TCE-SP barra seleção de monitores das escolas cívico-militares
Plenário decide por unanimidade e dá 10 dias para a Secretaria da Educação explicar custos, metas e base legal; medida não extingue o programa
O Tribunal de Contas do Estado de São Paulo suspendeu nesta quarta, 3, os processos seletivos abertos pela Secretaria da Educação para contratar monitores do Programa Escola Cívico-Militar.
A decisão, relatada pelo conselheiro Renato Martins Costa e aprovada por unanimidade, determina interrupção imediata dos editais e veda novos chamamentos até nova deliberação da Corte.
Segundo o TCE-SP, a cautelar foi motivada por possíveis impropriedades no edital 2/2025, como ausência de previsão orçamentária, justificativa insuficiente para contratação temporária, falta de concurso e criação de funções em desacordo com a legislação.
A Secretaria deverá detalhar a fase de cada seleção e informar gastos previstos ou já realizados, além de apresentar estudos e planejamento com metas e indicadores. Os responsáveis têm 10 dias úteis para enviar esclarecimentos.

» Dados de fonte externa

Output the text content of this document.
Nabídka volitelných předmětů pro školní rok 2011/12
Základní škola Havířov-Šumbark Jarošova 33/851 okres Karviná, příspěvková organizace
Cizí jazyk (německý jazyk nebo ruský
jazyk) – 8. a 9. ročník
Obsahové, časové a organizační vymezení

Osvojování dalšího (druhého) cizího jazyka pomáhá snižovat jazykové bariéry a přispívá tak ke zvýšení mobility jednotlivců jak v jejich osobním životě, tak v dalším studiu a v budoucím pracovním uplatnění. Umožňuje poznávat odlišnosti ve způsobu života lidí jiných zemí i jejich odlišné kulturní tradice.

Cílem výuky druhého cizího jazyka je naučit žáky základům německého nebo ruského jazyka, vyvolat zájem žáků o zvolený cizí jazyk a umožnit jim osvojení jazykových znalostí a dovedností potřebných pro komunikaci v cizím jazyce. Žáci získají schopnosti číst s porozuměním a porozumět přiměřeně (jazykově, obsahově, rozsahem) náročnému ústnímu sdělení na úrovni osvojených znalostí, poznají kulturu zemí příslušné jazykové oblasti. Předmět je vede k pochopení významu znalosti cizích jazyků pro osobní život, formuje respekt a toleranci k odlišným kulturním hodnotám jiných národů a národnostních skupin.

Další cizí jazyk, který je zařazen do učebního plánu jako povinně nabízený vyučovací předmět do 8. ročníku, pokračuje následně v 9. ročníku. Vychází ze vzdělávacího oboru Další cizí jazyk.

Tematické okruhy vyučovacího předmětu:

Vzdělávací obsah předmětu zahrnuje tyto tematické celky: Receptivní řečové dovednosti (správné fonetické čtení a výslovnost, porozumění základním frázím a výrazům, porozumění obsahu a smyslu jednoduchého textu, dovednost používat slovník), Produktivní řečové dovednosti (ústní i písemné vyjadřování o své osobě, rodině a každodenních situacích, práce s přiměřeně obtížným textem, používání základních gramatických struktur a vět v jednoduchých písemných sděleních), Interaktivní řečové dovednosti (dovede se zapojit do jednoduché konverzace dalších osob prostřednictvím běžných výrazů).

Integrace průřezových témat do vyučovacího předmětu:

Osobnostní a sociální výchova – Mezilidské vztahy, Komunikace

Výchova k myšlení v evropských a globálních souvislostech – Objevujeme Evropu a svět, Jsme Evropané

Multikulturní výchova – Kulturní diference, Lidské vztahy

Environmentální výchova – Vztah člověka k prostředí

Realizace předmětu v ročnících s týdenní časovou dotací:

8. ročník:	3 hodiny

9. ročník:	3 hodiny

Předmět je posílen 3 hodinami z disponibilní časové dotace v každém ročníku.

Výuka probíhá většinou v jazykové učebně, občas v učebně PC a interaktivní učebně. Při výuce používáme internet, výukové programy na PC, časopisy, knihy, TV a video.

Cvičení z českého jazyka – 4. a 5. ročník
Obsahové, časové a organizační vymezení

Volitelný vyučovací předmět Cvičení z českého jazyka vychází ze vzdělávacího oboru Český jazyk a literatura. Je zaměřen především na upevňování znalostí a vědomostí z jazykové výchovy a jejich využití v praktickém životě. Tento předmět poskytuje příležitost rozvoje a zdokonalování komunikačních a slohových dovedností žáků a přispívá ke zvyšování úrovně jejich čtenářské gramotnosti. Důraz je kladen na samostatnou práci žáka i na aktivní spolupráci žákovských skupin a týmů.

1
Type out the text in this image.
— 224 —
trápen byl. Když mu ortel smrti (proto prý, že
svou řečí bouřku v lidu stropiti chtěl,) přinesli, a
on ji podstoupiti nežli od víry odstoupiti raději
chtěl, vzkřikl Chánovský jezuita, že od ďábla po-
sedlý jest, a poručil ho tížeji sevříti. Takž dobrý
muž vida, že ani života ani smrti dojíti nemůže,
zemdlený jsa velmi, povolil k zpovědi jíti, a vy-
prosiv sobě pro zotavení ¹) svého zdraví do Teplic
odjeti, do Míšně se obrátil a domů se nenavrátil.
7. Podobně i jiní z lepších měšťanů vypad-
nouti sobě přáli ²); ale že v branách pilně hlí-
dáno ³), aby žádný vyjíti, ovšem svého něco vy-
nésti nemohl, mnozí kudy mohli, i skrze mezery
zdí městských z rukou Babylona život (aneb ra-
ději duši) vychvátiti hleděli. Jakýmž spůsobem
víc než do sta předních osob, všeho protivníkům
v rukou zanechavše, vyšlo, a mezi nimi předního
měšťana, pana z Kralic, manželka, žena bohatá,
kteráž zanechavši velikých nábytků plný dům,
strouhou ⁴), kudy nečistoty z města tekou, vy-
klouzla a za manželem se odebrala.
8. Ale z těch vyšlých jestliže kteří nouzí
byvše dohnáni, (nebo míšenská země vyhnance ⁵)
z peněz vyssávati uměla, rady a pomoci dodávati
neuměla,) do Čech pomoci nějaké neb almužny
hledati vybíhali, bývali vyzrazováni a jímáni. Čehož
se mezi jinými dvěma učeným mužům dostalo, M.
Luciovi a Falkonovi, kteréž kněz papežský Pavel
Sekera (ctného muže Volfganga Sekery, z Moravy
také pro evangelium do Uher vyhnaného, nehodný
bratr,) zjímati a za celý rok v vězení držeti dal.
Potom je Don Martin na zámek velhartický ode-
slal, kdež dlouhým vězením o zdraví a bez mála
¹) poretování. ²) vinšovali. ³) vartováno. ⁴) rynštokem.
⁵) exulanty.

A medida atende a representação apresentada pela deputada federal Luciene Cavalcante, pelo deputado estadual Carlos Giannazi e pelo vereador Celso Giannazi, que questionaram a legalidade do processo.
No voto, o relator enfatizou que o Tribunal de Contas não julga a constitucionalidade da lei que instituiu o programa nem o mérito da política pública, cabendo à Corte o controle de legalidade administrativa, orçamentária e financeira dos atos executivos. Em caso de despesa ilegal, o TCE pode aplicar sanções.
O TCE-SP destacou ainda que a paralisação não extingue o Programa Escola Cívico-Militar, criado pela Lei Complementar 1.398/2024. A suspensão vale até que os questionamentos sejam respondidos e a Corte delibere novamente.
A decisão atinge diretamente a contratação de monitores, função prevista em lei para policiais militares da reserva, selecionados pela Secretaria da Educação com participação da Secretaria da Segurança Pública.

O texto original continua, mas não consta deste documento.